The ongoing harvest of the 2020/21 season is constrained by a combination of high prices and shortages of labor, fuel, inputs, and transportation. The sesame and groundnut harvest has been completed in the semi-mechanized and traditional sectors. The cereal and other cash crops harvest are still underway and expected to continue through January 2021. Delays due to the shortages and high prices are likely to drive above-average pre-harvest losses.
Staple food prices continued to atypically increase during harvest period of November/December 2020. This is mainly due to the extremely high production costs, delayed harvest, and the continued depreciation of the Sudanese Pound. In December, sorghum and millet prices increased 10-20 percent and remained 240-300 percent higher than respective 2019 prices and seven times above the five-year average.
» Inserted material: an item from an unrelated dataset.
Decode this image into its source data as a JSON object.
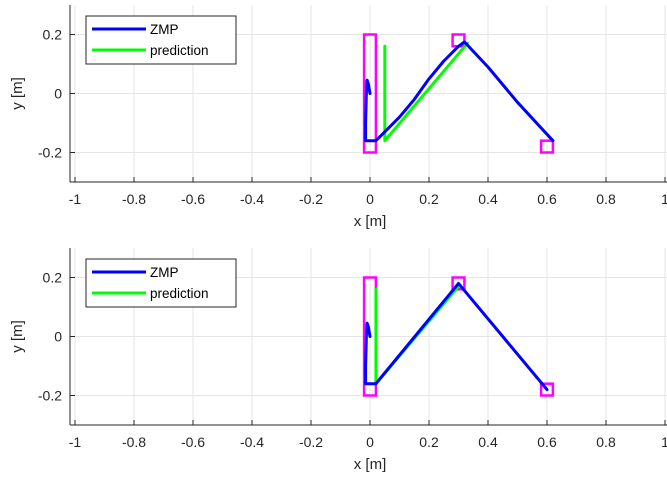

Due to the ongoing fighting in Ethiopia's Tigray region, over 50,000 Ethiopian refugees have crossed into eastern and southeastern Sudan, primarily Kassala and Al Gedaref states. However, the daily arrival rate has steadily decreased since the beginning of the conflict. The refugees are expected to increase the number of people in need of humanitarian assistance in Sudan.
The second wave of COVID-19 is ongoing in Sudan, with over 7,648 confirmed cases and 232 fatalities recorded between November 7 and December 14, 2020. Significant increases in confirmed COVID-19 cases have been reported in Khartoum and seven other states. The Ministry of Health has warned that the current wave of COVID-19 will likely be more severe.